Opinião

Aferição da periculosidade para concessão de prisão preventiva

Autor

17 de julho de 2024, 6h38

Tramita no Congresso o Projeto de Lei (PL) nº 226 de 2024, de autoria do então senador Flávio Dino (PSB-MA), que altera o Decreto-lei nº 3.689, de 3 de outubro de 1941 (Código de Processo Penal), para dispor sobre os critérios para aferição da periculosidade do agente, geradora de riscos à ordem pública, para concessão de prisão preventiva, inclusive quando da audiência de custódia.
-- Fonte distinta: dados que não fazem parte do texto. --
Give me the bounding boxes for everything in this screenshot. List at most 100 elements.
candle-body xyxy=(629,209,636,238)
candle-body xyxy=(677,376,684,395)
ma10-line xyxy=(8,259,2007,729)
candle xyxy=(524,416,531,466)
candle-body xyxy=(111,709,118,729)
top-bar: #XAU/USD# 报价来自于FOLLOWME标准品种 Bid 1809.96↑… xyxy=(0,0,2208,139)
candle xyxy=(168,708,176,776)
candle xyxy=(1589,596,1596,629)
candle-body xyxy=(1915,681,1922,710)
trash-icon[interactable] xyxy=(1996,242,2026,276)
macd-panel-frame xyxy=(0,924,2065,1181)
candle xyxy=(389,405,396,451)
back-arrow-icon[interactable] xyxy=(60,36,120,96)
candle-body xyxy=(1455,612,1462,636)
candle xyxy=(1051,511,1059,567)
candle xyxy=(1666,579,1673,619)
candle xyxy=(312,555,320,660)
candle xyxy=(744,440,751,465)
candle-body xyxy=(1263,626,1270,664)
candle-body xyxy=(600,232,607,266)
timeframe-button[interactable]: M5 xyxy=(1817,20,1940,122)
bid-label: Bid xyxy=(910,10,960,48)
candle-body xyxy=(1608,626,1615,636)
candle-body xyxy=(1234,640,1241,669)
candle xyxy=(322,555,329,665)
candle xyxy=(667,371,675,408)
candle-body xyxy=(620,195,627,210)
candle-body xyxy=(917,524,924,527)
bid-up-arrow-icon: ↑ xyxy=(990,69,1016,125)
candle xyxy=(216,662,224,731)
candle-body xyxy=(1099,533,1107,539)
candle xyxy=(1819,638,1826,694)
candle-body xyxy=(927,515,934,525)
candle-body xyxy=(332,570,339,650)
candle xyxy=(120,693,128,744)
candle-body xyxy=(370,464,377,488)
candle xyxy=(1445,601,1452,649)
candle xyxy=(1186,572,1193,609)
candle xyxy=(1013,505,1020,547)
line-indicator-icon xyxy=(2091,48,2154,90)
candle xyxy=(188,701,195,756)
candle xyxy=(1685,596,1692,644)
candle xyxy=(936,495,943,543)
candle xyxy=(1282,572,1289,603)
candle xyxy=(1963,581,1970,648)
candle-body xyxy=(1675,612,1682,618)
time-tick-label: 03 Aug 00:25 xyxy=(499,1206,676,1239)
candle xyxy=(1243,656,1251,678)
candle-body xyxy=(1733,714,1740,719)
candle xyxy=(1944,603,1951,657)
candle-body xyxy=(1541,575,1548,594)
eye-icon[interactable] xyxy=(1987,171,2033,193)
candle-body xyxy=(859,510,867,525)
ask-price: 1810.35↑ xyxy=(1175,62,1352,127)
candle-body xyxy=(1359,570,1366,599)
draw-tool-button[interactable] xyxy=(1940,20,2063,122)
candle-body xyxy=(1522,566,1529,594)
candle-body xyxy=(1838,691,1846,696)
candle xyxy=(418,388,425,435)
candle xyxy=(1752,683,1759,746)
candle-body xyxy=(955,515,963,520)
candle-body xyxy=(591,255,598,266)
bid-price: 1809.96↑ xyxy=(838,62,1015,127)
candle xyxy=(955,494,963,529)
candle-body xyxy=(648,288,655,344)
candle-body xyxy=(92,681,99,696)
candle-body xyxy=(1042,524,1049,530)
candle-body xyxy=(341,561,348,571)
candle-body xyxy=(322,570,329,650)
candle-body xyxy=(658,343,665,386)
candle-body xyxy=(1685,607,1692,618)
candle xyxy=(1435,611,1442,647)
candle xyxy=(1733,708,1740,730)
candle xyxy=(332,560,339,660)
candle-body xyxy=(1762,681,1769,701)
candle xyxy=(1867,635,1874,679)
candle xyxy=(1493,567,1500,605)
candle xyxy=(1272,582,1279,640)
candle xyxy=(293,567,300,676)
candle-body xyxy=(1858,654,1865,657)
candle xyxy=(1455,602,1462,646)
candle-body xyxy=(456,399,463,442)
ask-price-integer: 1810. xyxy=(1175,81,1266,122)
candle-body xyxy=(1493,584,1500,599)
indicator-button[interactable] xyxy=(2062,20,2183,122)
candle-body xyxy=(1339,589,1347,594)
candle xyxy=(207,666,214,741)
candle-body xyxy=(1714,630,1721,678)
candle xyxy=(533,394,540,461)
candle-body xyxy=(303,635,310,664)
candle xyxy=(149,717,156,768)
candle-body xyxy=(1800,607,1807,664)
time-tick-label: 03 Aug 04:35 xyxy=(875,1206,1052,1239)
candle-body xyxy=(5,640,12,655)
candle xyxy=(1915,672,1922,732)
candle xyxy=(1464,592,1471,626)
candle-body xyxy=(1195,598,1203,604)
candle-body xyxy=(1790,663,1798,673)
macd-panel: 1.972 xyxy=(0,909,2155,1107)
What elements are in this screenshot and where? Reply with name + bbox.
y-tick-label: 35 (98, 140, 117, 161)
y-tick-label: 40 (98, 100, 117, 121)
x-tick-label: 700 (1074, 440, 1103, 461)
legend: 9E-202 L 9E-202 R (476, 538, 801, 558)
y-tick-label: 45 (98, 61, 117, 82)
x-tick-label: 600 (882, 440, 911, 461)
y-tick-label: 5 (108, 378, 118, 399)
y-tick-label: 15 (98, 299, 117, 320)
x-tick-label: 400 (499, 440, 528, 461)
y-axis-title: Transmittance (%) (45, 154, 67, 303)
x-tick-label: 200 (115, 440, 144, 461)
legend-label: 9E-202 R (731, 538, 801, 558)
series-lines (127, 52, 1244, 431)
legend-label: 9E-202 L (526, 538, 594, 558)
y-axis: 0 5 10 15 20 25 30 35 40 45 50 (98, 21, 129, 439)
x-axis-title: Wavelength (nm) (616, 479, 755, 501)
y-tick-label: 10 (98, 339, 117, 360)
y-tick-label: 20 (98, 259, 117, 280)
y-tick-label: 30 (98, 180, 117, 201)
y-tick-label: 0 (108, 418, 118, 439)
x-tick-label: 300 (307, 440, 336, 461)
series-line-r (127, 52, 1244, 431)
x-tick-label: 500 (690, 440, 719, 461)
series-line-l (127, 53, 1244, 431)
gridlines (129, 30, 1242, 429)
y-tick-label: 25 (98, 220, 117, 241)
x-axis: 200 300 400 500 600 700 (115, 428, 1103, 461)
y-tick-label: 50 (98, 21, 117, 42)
“Art. 1º. O Decreto-lei nº 3.689, de 3 de outubro de 1941 (Código de Processo Penal), passa a vigorar com as seguintes alterações:

Art. 312. ………………………………………………………………………………………………….. ………………….

§3º. Devem ser considerados na aferição da periculosidade do agente, geradora de riscos à ordem pública:

I – o modus operandi, inclusive quanto ao uso reiterado de violência ou grave ameaça à pessoa; II – a participação em organização criminosa;

III – a natureza, quantidade e variedade de drogas, armas ou munições apreendidas;

IV – o fundado receio de reiteração delitiva, inclusive à vista da existência de outros inquéritos e ações penais em curso.

§4º. É incabível a decretação da prisão preventiva com base em alegações de gravidade abstrata do delito, devendo ser concretamente demonstrados a periculosidade do agente e seu risco à ordem pública, à ordem econômica, à regularidade da instrução criminal e à aplicação da lei penal, conforme o caso.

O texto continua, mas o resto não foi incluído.